Paper Plates & Fuzzy Sticks

As the school year enters fourth quarter, teachers are blessed/cursed by the arrival of nice weather. For those of us in the northeast, we rejoice the end of winter and celebrate the boost to the spirit from the new spring. But along with that comes the battle to keep the students on task and motivated as they can sense that the end of the school year can't be that far away. I have an extra challenge as my classroom looks out on the tennis court and track, and I am always competing with teens enjoying gym class for the attention of my students.

One of the last units that we cover in Geometry is our unit on Circles. Having taught Geometry for a number of years, I have always been on the lookout for new ways to engage students with the many terms, concepts, and relationships that come with the Circle unit.

While it is always easy for me to immediately go to the Chromebooks and have the students use Desmos and/or GeoGebra to investigate, I decided to go low-tech (again) this year. I try to balance the tech in class with physical engagement.

So let me explain the (again)... A few years ago, I got the idea to use hula hoops to model the circle part relationships. I picked up some hula hoops at the dollar store, drilled holes in the hoops 45° apart. Then I put paper clips in the holes to serve as hooks for rubber bands. The rubber bands then act as the chords. But they don't act well as secants, tangents and radii. For these parts, I usually drew them. However, they served their purpose as good models for the circle part relationships. The hoops were low-tech and offered students a break from near constant use of technology.

This year, I have developed an interest in fuzzy sticks (aka "pipe cleaners"). I've used them with straws to construct a variety of geometric solids. I've also used them for other geometric models.

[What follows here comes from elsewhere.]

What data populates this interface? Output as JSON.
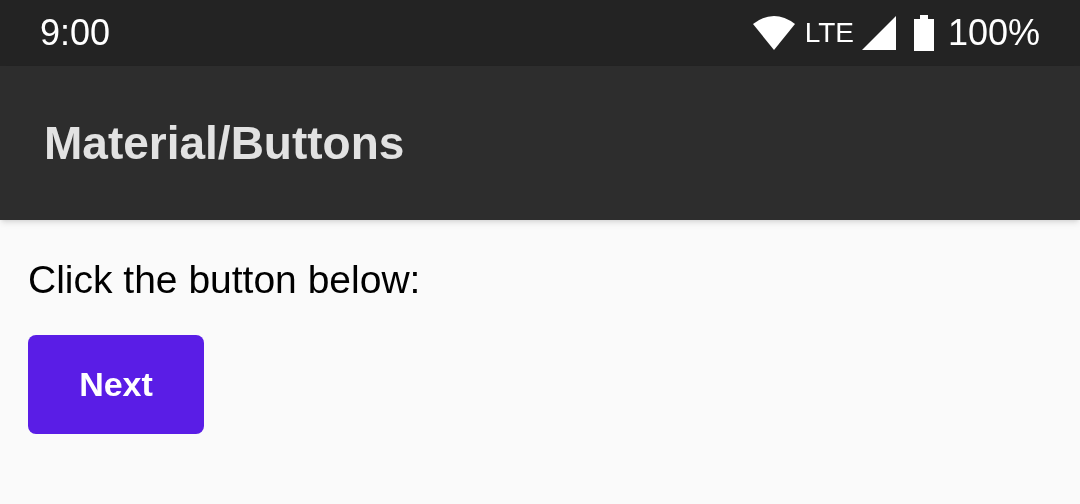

They are inexpensive, colorful, versatile, and easy to manipulate.

Then one morning, as I was considering the start of my circle unit, I was stuck with the idea of the paper plate and fuzzy stick models. Here is the set up:

  • cheap paper plates
  • hole punch
  • fuzzy sticks
  1. The cheap paper plates have 72 ridges, making them 5° apart. I punched holes 6 ridges (30°) apart. I also punched a hole in the center.
  2. Using a Sharpie, I labeled the holes A - L and the center hole O.
  3. I also drew one central angle and labeled it as 30°.
So then I started using the fuzzy sticks to represent radii, diameters, chords, tangents, and secants, and I realized that these very low-tech tools could be used to model and explore the many circle concepts and relationships.

After the first day of introducing basic arc, segment/line, and angle terms of circles to the students, I then gave each student a plate, fuzzy sticks, and a card with a term. Their challenge was to model the term on the card. After the models were made, the students surrendered their card and the cards were then redistributed. The students then walked around the classroom (aka "gallery walk") and try to match the card to the model. When finished, the students returned to their seats to check the card that was placed at their model. If it was not correct, then we worked together to find the correct model. Students also found that some cards could be placed at multiple models.